Angi Inc. (ANGI) moves on earnings results, analyst revisions, sector rotation, and market sentiment. Notable catalyst: Established brand recognition in the home services market. See the News tab for the latest drivers. Past performance does not predict future results.
Should investors consider ANGI overvalued or undervalued right now?
Angi Inc. (ANGI) trades at 14.5x earnings. Analysts target $13.60 (+118%) — upside seen. Compare P/E, P/S, and EV/EBITDA against sector peers for a full view.
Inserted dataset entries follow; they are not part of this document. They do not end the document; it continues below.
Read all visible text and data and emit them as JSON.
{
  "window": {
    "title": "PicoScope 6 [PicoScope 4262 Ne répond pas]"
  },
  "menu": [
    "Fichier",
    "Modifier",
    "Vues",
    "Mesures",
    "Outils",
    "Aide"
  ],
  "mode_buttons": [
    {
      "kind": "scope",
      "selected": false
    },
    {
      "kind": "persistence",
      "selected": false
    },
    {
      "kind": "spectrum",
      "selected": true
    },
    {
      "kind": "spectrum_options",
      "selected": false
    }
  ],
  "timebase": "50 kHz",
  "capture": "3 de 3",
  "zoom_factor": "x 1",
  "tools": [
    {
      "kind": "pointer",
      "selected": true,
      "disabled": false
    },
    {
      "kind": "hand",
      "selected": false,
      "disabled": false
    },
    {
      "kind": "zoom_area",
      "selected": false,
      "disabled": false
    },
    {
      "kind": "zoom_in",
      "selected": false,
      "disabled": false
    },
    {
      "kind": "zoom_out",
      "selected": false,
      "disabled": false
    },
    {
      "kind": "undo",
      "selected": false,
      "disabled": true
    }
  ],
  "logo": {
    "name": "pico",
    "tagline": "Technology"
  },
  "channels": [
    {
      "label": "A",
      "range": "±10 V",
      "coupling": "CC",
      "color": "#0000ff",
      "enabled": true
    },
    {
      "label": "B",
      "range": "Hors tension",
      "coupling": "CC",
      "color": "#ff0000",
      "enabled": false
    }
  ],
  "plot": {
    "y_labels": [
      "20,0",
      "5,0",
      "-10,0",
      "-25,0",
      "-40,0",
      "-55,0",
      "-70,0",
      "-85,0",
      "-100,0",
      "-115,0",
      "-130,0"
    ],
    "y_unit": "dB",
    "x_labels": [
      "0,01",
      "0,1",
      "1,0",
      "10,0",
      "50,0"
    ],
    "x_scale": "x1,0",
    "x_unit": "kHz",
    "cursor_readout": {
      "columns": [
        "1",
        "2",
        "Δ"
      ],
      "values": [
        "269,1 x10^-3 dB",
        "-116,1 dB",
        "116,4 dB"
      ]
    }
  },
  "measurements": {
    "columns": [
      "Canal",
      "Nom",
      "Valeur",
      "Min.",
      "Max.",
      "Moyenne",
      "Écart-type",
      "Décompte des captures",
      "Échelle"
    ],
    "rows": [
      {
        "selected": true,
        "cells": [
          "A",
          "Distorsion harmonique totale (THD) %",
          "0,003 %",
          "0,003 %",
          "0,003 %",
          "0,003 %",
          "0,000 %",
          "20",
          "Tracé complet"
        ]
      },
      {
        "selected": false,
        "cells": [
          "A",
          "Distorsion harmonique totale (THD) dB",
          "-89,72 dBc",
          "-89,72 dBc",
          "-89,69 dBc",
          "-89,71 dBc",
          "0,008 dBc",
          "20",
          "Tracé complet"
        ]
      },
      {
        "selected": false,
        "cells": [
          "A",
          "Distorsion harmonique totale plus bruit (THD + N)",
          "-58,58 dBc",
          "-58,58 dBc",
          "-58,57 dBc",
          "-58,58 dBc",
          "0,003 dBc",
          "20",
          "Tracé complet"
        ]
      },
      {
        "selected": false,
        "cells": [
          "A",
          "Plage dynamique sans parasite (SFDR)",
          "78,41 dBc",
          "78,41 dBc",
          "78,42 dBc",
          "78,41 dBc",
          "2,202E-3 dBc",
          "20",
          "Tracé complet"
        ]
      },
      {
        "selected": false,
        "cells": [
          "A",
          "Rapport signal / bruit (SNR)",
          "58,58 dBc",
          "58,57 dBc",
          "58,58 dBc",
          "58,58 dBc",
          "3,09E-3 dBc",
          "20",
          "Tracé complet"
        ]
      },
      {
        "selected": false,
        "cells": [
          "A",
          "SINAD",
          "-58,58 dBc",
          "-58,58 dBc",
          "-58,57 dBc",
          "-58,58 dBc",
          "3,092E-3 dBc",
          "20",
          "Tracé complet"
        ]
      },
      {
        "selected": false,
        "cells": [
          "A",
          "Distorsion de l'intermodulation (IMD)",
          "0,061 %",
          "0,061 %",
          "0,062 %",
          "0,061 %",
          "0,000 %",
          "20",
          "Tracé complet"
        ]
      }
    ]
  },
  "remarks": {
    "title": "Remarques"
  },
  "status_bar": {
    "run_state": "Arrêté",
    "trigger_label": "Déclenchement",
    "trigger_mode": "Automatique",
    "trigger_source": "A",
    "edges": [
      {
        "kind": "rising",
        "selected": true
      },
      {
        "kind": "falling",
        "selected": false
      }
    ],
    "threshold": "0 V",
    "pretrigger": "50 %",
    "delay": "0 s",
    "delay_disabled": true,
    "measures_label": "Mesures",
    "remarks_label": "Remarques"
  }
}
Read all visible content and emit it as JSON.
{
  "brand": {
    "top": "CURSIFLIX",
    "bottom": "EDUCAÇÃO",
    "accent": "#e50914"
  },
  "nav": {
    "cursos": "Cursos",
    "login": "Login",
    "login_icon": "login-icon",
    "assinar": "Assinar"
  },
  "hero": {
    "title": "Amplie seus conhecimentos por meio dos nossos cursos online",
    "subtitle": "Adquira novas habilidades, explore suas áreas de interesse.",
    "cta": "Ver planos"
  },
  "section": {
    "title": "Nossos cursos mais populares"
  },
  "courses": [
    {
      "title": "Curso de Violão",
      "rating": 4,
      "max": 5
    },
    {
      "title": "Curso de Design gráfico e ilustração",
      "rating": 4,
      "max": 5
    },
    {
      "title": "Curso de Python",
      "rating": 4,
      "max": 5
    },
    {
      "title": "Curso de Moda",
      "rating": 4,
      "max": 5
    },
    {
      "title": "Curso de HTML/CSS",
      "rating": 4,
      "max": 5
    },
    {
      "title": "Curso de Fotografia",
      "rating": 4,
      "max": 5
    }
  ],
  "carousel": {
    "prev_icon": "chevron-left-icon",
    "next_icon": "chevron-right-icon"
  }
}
What research should beginners do before buying ANGI?
Before investing in Angi Inc. (ANGI), research these four areas: (1) the company's revenue model and competitive position (see Company Overview), (2) financial health through revenue growth, margins, and cash flow (see MoonshotScore), (3) what Wall Street analysts recommend and their price targets (see Analyst tab), and (4) specific risk factors that could impact the stock (see Risk Factors section).
Disclaimer: This content is for informational purposes only and does not constitute investment advice. Always do your own research and consult a financial advisor.
Official Resources
Data provided for informational purposes only.
- Information is based on available data as of 2026-05-10.
- Financial data is based on the most recent filings and may not be fully up-to-date.